Des réactions inflammatoires
Les mouvements répétitifs peuvent causer l'inflammation des
muscles, des tendons, des gaines recouvrant les tendons, etc.
Apparaissent alors les tendinites, les bursites, les ténosynovites,
les épicondylites, qui se situent notamment au coude et à
l'épaule, et le syndrome du tunnel carpien, au poignet.
Quelques notions
Bursite, tendinite, ténosynovite, épicondylite… la terminaison
en " ite " signifie " inflammation ".
Bursite :
Inflammation du coussin qui sépare les tendons ou les muscles
de la surface osseuse et qui permet un bon glissement.
Épicondylite :
Inflammation des tendons extenseurs du poignet à l'endroit
où ils se fixent au coude.
Tendinite :
Inflammation d'un tendon qui est le prolongement d'un muscle
et qui permet à ce dernier de se fixer à l'os.
Ténosynovite :
Inflammation d'un tendon et de la gaine synoviale dans laquelle
il se glisse; la gaine synoviale est une mince couche de tissu
qui, recouvrant les tendons, secrète un liquide lubrifiant.

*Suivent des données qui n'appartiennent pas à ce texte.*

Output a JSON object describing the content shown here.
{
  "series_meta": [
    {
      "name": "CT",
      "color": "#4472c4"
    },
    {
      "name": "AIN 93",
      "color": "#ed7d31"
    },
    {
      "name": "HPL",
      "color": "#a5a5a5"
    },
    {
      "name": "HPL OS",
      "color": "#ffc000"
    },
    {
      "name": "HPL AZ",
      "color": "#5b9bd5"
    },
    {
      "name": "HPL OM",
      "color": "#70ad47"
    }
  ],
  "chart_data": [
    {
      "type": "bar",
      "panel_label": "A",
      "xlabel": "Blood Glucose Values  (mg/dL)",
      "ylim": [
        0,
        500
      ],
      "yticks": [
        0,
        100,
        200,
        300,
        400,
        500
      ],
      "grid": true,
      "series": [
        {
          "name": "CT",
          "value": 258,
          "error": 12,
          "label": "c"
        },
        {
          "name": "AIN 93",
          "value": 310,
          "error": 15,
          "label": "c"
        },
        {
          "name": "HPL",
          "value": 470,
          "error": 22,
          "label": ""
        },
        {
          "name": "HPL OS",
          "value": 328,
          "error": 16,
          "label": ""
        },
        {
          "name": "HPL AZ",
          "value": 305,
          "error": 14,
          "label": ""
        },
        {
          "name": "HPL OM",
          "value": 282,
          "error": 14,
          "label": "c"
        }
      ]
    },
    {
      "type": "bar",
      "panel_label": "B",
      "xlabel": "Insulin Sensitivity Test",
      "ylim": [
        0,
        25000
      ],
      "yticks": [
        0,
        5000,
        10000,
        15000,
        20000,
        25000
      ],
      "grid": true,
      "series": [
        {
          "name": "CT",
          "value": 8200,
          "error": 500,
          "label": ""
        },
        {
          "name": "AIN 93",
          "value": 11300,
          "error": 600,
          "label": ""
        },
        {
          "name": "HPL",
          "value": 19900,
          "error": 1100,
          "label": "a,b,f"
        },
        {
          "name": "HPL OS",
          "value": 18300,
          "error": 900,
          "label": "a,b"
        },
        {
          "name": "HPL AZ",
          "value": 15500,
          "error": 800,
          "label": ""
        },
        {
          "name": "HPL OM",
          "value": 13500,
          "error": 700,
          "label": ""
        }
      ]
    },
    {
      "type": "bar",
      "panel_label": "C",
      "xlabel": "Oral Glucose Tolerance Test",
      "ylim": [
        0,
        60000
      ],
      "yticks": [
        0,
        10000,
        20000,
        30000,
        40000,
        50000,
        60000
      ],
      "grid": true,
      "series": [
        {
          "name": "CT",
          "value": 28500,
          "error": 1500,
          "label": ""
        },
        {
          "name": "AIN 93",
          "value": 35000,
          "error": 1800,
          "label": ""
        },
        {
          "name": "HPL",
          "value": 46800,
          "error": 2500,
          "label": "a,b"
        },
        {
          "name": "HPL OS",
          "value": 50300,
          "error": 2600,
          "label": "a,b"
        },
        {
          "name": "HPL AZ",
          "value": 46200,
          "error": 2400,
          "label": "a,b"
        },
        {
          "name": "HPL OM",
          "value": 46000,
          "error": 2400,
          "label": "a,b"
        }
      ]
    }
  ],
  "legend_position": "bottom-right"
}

Syndrome du canal carpien :
Compression ou étranglement d'un nerf dans un canal formé
par des os et un ligament du poignet, côté paume de la main.
Cette compression ou étranglement provoque des engourdissements
ou des douleurs au pouce, à l'index et au majeur.
Ergono… Quoi ? Ergonomique, bien sûr !
Les étapes de la démarche préventive comporte trois aspects
principaux. Le premier aspect consiste à identifier le problème
: 1- Reconnaissez les signaux que votre corps vous envoie.
2- Associez les malaises aux gestes. 3- Cernez les contraintes
du poste de travail. Le deuxième aspect consiste à corriger
: 4- Trouvez des mesures pour éliminer ces contraintes. 5-
Définissez des priorités. 6- Testez la solution. Finalement,
le troisième aspect consiste à contrôler : 7- Faites un suivi
des correctifs apportés à votre rythme et selon vos besoins.